Is there a way to analyse the function’s closure, so that I can somehow access the if-then-else expression inside of the function and get the two “else-then” sub expressions? Or maybe change the condition from true to false?
Imagine I cannot modify this function. This is always going to return “yay” no matter the input. Is there a way that I can access “nay” by looking at the function’s closure? Or maybe changing the condition from true to false, so that it evaluates to the else statement? Can this be done only using the Obj module?
Thanks in advance.
The short answer is “no”: simply speaking, the closure does not contain the expression themselves but the compiled machine code of the body of the function. There is no “object” that could be retrieved corresponding to one of the branches of the condition.
Perhaps the request would be clearer if you explained what you are actually trying to achieve.

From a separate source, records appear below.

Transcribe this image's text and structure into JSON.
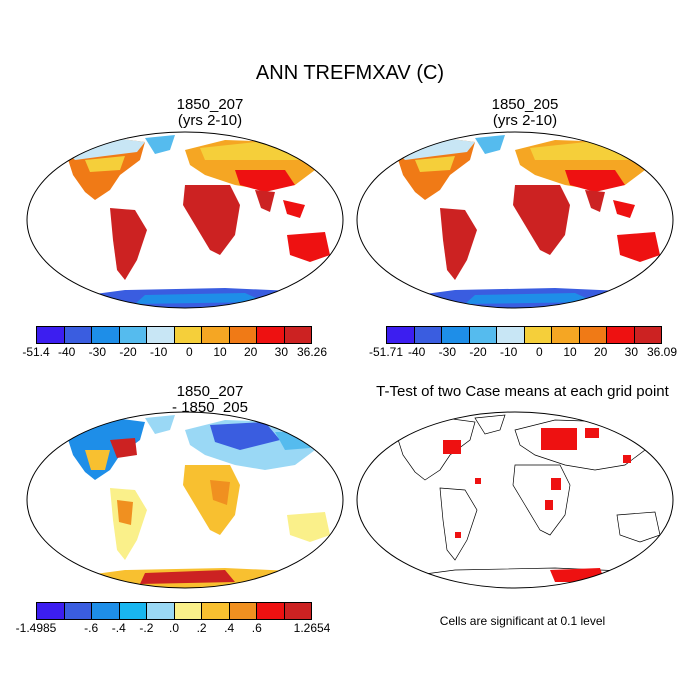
{
  "title": "ANN TREFMXAV (C)",
  "panels": [
    {
      "title_line1": "1850_207",
      "title_line2": "(yrs 2-10)"
    },
    {
      "title_line1": "1850_205",
      "title_line2": "(yrs 2-10)"
    },
    {
      "title_line1": "1850_207",
      "title_line2": "- 1850_205"
    },
    {
      "title_line1": "T-Test of two Case means at each grid point",
      "title_line2": ""
    }
  ],
  "colorbars": [
    {
      "colors": [
        "#3c1ef0",
        "#3a5de0",
        "#1e8ee8",
        "#55bbee",
        "#c8e6f5",
        "#f5cf3a",
        "#f5a623",
        "#f07a16",
        "#ee1111",
        "#cc2222"
      ],
      "ticks": [
        "-51.4",
        "-40",
        "-30",
        "-20",
        "-10",
        "0",
        "10",
        "20",
        "30",
        "36.26"
      ]
    },
    {
      "colors": [
        "#3c1ef0",
        "#3a5de0",
        "#1e8ee8",
        "#55bbee",
        "#c8e6f5",
        "#f5cf3a",
        "#f5a623",
        "#f07a16",
        "#ee1111",
        "#cc2222"
      ],
      "ticks": [
        "-51.71",
        "-40",
        "-30",
        "-20",
        "-10",
        "0",
        "10",
        "20",
        "30",
        "36.09"
      ]
    },
    {
      "colors": [
        "#3c1ef0",
        "#3a5de0",
        "#1e8ee8",
        "#19b6f0",
        "#9ad8f5",
        "#faf08a",
        "#f8c030",
        "#f09020",
        "#ee1111",
        "#cc2222"
      ],
      "ticks": [
        "-1.4985",
        "",
        "-.6",
        "-.4",
        "-.2",
        ".0",
        ".2",
        ".4",
        ".6",
        "",
        "1.2654"
      ]
    }
  ],
  "significance_note": "Cells are significant at 0.1 level",
  "colors": {
    "land_warm": "#d62f2f",
    "land_mid": "#ee1111",
    "land_temperate": "#f5a623",
    "land_cool": "#f5cf3a",
    "land_cold": "#c8e6f5",
    "antarctica": "#3a5de0",
    "significant": "#ee1111"
  }
}
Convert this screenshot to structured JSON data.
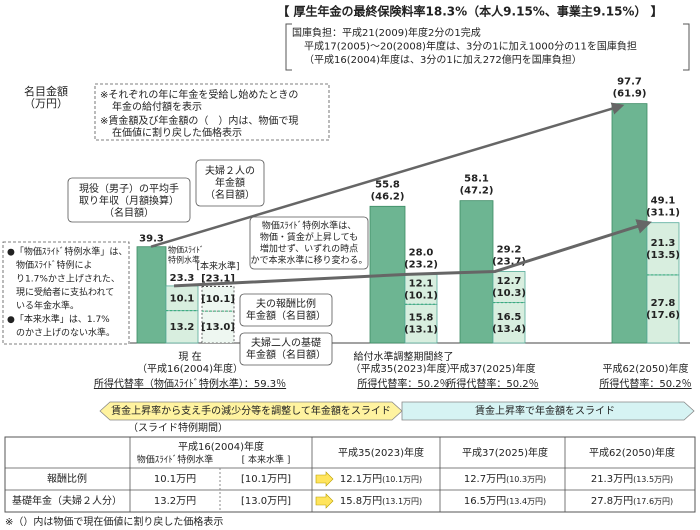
{
  "header": {
    "title": "【 厚生年金の最終保険料率18.3%（本人9.15%、事業主9.15%） 】",
    "subsidy": [
      "国庫負担：平成21(2009)年度2分の1完成",
      "平成17(2005)～20(2008)年度は、3分の1に加え1000分の11を国庫負担",
      "（平成16(2004)年度は、3分の1に加え272億円を国庫負担）"
    ]
  },
  "chart_data": {
    "type": "bar",
    "y_axis_label": [
      "名目金額",
      "（万円）"
    ],
    "notes": [
      [
        "※それぞれの年に年金を受給し始めたときの",
        "年金の給付額を表示"
      ],
      [
        "※賃金額及び年金額の（　）内は、物価で現",
        "在価値に割り戻した価格表示"
      ]
    ],
    "wage_color": "#6db592",
    "pension_color": "#d8eedf",
    "groups": [
      {
        "label": [
          "現 在",
          "（平成16(2004)年度）"
        ],
        "replacement_rate": "所得代替率（物価ｽﾗｲﾄﾞ特例水準）：59.3％",
        "wage": 39.3,
        "pension": 23.3,
        "earnings": 10.1,
        "basic": 13.2,
        "alt": {
          "label": "[本来水準]",
          "pension": 23.1,
          "pension_label": "[23.1]",
          "earnings": 10.1,
          "earnings_label": "[10.1]",
          "basic": 13.0,
          "basic_label": "[13.0]"
        }
      },
      {
        "label": [
          "給付水準調整期間終了",
          "（平成35(2023)年度）"
        ],
        "replacement_rate": "所得代替率：50.2％",
        "wage": 55.8,
        "wage_real_label": "(46.2)",
        "pension": 28.0,
        "pension_label": "28.0",
        "pension_real_label": "(23.2)",
        "earnings": 12.1,
        "earnings_real_label": "(10.1)",
        "basic": 15.8,
        "basic_real_label": "(13.1)"
      },
      {
        "label": [
          "平成37(2025)年度"
        ],
        "replacement_rate": "所得代替率：50.2％",
        "wage": 58.1,
        "wage_real_label": "(47.2)",
        "pension": 29.2,
        "pension_real_label": "(23.7)",
        "earnings": 12.7,
        "earnings_real_label": "(10.3)",
        "basic": 16.5,
        "basic_real_label": "(13.4)"
      },
      {
        "label": [
          "平成62(2050)年度"
        ],
        "replacement_rate": "所得代替率：50.2％",
        "wage": 97.7,
        "wage_real_label": "(61.9)",
        "pension": 49.1,
        "pension_real_label": "(31.1)",
        "earnings": 21.3,
        "earnings_real_label": "(13.5)",
        "basic": 27.8,
        "basic_real_label": "(17.6)"
      }
    ],
    "callouts": {
      "wage": [
        "現役（男子）の平均手",
        "取り年収（月額換算）",
        "（名目額）"
      ],
      "couple": [
        "夫婦２人の",
        "年金額",
        "（名目額）"
      ],
      "special_level": [
        "物価ｽﾗｲﾄﾞ",
        "特例水準"
      ],
      "transition": [
        "物価ｽﾗｲﾄﾞ特例水準は、",
        "物価・賃金が上昇しても",
        "増加せず、いずれの時点",
        "かで本来水準に移り変わる。"
      ],
      "earnings": [
        "夫の報酬比例",
        "年金額（名目額）"
      ],
      "basic": [
        "夫婦二人の基礎",
        "年金額（名目額）"
      ],
      "definitions": [
        "●「物価ｽﾗｲﾄﾞ特例水準」は、",
        "　物価ｽﾗｲﾄﾞ特例によ",
        "　り1.7%かさ上げされた、",
        "　現に受給者に支払われて",
        "　いる年金水準。",
        "●「本来水準」は、1.7%",
        "　のかさ上げのない水準。"
      ]
    },
    "bands": [
      {
        "text": "賃金上昇率から支え手の減少分等を調整して年金額をスライド",
        "note": "（スライド特例期間）",
        "color": "#fff3a0"
      },
      {
        "text": "賃金上昇率で年金額をスライド",
        "color": "#d6f3f3"
      }
    ]
  },
  "table": {
    "header": {
      "year0": "平成16(2004)年度",
      "sub": [
        "物価ｽﾗｲﾄﾞ特例水準",
        "[ 本来水準 ]"
      ],
      "years": [
        "平成35(2023)年度",
        "平成37(2025)年度",
        "平成62(2050)年度"
      ]
    },
    "rows": [
      {
        "label": "報酬比例",
        "cells": [
          [
            "10.1万円"
          ],
          [
            "[10.1万円]"
          ],
          [
            "12.1万円",
            "(10.1万円)"
          ],
          [
            "12.7万円",
            "(10.3万円)"
          ],
          [
            "21.3万円",
            "(13.5万円)"
          ]
        ]
      },
      {
        "label": "基礎年金（夫婦２人分）",
        "cells": [
          [
            "13.2万円"
          ],
          [
            "[13.0万円]"
          ],
          [
            "15.8万円",
            "(13.1万円)"
          ],
          [
            "16.5万円",
            "(13.4万円)"
          ],
          [
            "27.8万円",
            "(17.6万円)"
          ]
        ]
      }
    ]
  },
  "footnote": "※（）内は物価で現在価値に割り戻した価格表示"
}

I’m trying to do a programming challenge in my university. We were given a similar function, that has a “secret message” that is only visible when evaluating the function in a separate (private/unaccessible) interpreter. However, the else branch is not accessible, because the condition always evaluates to true.
Our objective is to, somehow figure out what the message in the else branch is using the Obj library, or maybe change the condition to “false” so that it evaluates the else branch.
If the compiler is smart enough, it will reduce
if true then a else b to
a, and will lost
b. Such an optimisation is quite trivial (far more than an efficient register allocations)
But the expression is inside of a function. Doesn’t the compiler need to evaluate the argument first so that we can recover the expression from the inside?
No inlining and constant propagation can be done inside bodies of function.
Typically, the native compiler (with or without flambda) optimizes your function to
let f _ = "yay"
If the actual code is less trivial, it is possible to have a condition that always evaluates to true but that the compiler cannot predict.
You can construct an artificial example like this:
let example x = if Sys.opaque_identity true then "yay" else "nay"
This will still not allow you to recover the
"nay" payload without a low-level debugger though, as constant strings are never stored in closures.
However, here is a case where it may be possible:
let secret_payload = Sys.opaque_identity "nay"
let example x = if Sys.opaque_identity true then "yay" else secret_payload
If the compiler hasn’t done too much optimisation, then the
secret_payload variable will be part of
example’s closure and can be retrieved by inspecting the closure block (by trial and error, there is no guaranteed index at which it would be stored).
My colleague @zozozo has written a library, memgraph, which should help you a bit understanding the representation of OCaml values (including closures) in memory.